Boston Globe`da ise Amerika ve Pakistan ilişkilerinin ele alındığı yazıda `bu evlilik kurtarılabilir mi?` sorusu yöneltiliyor. Pakistan ve Amerika ilişkilerine bir süredir hakim olan ve gölge düşüren güvensizlik havasının Pakistan ordusunun Usame Bin Ladin`in öldürüldüğü karargahın yakınlarında yaşayan birkaç kişiyi tutuklamasıyla daha da arttığını belirten gazete şöyle diyor:

`Pakistan İstihbarat örgütü ISI, aralarında CIA için muhbirlik yapan bir binbaşının da olduğu Bin Ladin`in komşularını cezalandırmayı kafasına koymuş gibi görünüyor. ISI`nin Bin Ladin`in nerede saklandığını bildiği ancak harekete geçmediği yönünde uzun süredir şüpheler var. Peki ISI liderleri El Kaide`yle işbirliği mi yapıyordu? Büyük ihtimalle hayır. Bu tutuklamaların CIA`e yardım edenlere, esas sadık kalmaları gereken kurumun Pakistan İstihbarat Örgütü olduğu yolunda bir ders verme niteliği taşıdığı söylenebilir. Yine de tutuklamalar rahatsız edici. Ancak Amerikan Hükümeti ISI`yi dışlamak yerine örgütü kazanmaya çalışmalı. Pakistan`ın stratejik önemi yadsınamaz. Amerika ve Pakistan`ın birbirine çok ihtiyacı var.`

Washington Times ise El Kaide`nin yeni patronu Ayman El Zevahiri`yi tanıtıyor. El Zevahiri`nin Bin Ladin`in kanlı ayak izlerinin peşinden yürümeye çalışacağını yazan gazete şöyle devam ediyor:

`El Zevahiri haftalar süren beklemeden sonra El Kaide`nin liderlik koltuğuna resmen oturdu. El Zevahiri`nin örgütü yeniden canlandırıp canlandıramayacağını zaman gösterecek. 1980`li yılların ortasından beri El Kaide`ya bağlı olan El Zevahiri Afganistan`da Sovyetler Birliği`ne karşı savaştı. Uzun süredir örgütün ideolojik liderliğini yürütüyor. 11 Eylül 2001 terör saldırılarının kilit planlayıcılarından biriydi. El Zevahiri`nin eşi ve altı çocuğunun ikisinin 2001`de Amerika`nın düzenlediği hava saldırısında ölmüş olması da liderin öç peşinde olabileceğinin bir işareti. El Kaide ve genel olarak radikal İslam ciddi bir fırsatla karşı karşıta. Ortadoğu`yu etkisi altına alan ayaklanmalar Amerika yanlısı Hüsnü Mübarek ve Ali Abdullah Salih`i yerinden etti. Güç boşlukları oluştu. Bu durum El Kaide`nin yıllardır görmediği fırsatlar doğurabilir.`

Bugünkü Avrupa gazetelerinden seçtiğimiz yorumlar Yunanistan`daki mali kriz ve yansımalarına odaklanıyor.
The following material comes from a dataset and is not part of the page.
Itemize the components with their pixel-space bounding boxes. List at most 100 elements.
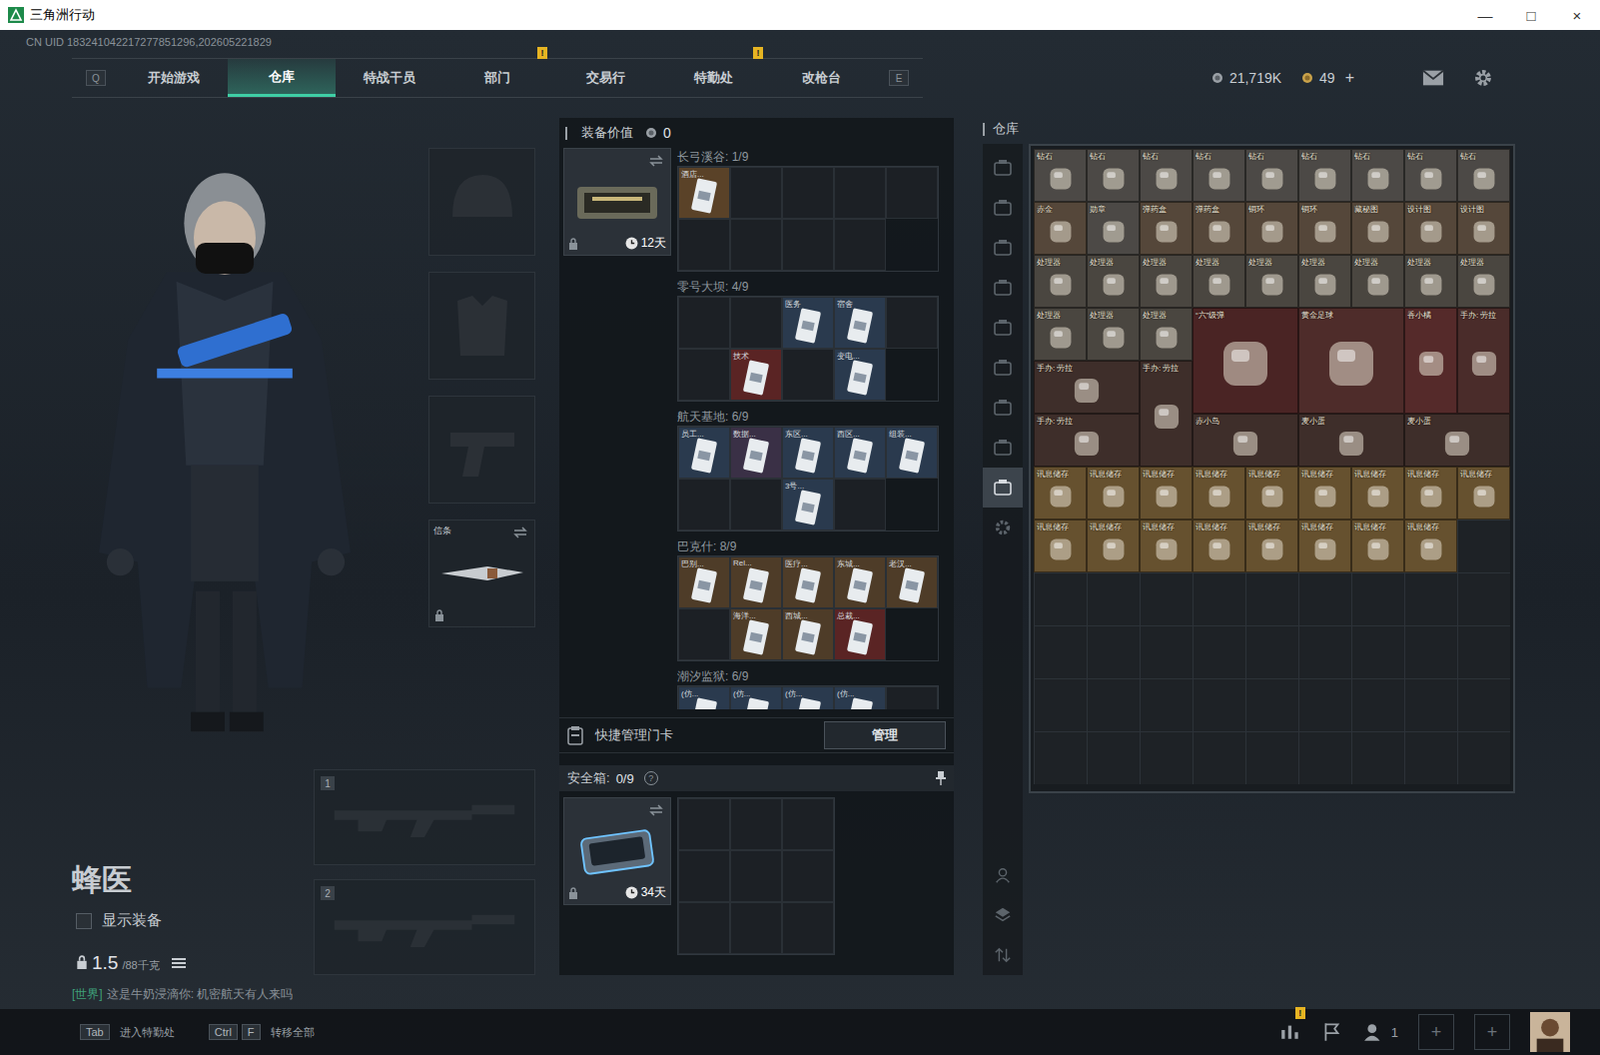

Sol liberal Fransız gazetesi Liberation, yorumuna, "Atina`nın içinde bulunduğu durum, savaş senaryolarını çağrıştırıyor" başlığını atmış. "Yunan trajedisi devam ediyor" diye başlayan yorumda şu satırları okuyoruz:
"Ekonomik himaye altındaki Yunanistan, sonu gelmeyen krizler sürecinde egemenliğinin büyük bir parçasını yitirdi. Ülkeyi şu anda fiilen idare eden Uluslararası Para Fonu IMF ile AB. Atina`daki sosyalist rejimin Washington ve Brüksel`de hazırlanan ekonomik yol haritasını uygulamaktan başka çaresi yok. Bu senaryo ise, tahrip olmuş, iş yapamayacak hale gelmiş, temelden yeniden imarı gereken, yönetimini uluslararası topluluğun üstlendiği bir devleti anımsatıyor ve savaş ve felaket ortamını çağrıştırıyor."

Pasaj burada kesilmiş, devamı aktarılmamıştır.